Part of the problem, according to Kathy Seabrook, president of Global Solutions Inc., is how safety professionals use language. “Your C-suite is used to the concept of risk,” Seabrook explained during a session in the Compliance Track at the 2016 Safety Leadership Conference. “However EHS comes from a viewpoint of hazard. We need to view our domain as risk as it's risk that gets the attention of the board.”
Seabrook suggests positioning the health and safety function in terms of materiality. This concept, which means information necessary to make a sound decision, is embedded in the investment community, and is thus an important tool in any executive suite. Safety professionals should be talking about how human capital is material to the organization. In fact Seabrook points out that studies show that a company is only able to capture 70% of an employee’s capability and strives to capture the other 30%.
It’s these types of statistics that the board is focusing on, said Steve Davis, president of GRM Inc. at the conference. “The board is looking at financial performance as measured by KPI,” Davis explained. “I tell safety folks they need to understand the business functions of the company and be able to speak to that.”
And risk is something that needs to be communicated. Looking at the next few months Davis mentioned a few risk:
- Election -- Business will be affected based on the regulatory environment. He tells safety profession to educate senior management on the regulatory issue sin the U.S. as well as Europe and the Pacific Rim.

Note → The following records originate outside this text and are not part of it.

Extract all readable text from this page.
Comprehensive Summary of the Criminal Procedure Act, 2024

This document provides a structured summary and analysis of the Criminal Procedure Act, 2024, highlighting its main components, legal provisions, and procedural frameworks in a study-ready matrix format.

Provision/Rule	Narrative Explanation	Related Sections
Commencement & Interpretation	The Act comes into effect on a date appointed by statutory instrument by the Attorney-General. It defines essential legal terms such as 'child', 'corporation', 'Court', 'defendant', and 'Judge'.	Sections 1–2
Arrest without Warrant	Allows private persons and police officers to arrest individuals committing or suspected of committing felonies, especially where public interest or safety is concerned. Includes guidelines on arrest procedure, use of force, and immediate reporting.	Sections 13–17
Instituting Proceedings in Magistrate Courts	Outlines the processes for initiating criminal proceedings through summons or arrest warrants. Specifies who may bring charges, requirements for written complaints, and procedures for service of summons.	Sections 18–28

- Terrorism – How will this affect the operations of your company? Have you communicated this to your senior management team?
- Violence in the Workplace – A growing problem that must be addressed with specific policies and procedures.
- Changing business climate – Mergers and divestitures can have profound effects on the organization.
Other risks that might be overlooked but are essential to the health of the company is that of its reputation in the market. And often it’s the safety element, via an OSHA incident, that can forever change the market’s view, and financial viability of the company.
“If you do your job right you are a non-issue for your company,” says Davis. “A company doesn’t often realize how important tending to health and safety issues is. Having a safety problem can cost a company its reputation and life.”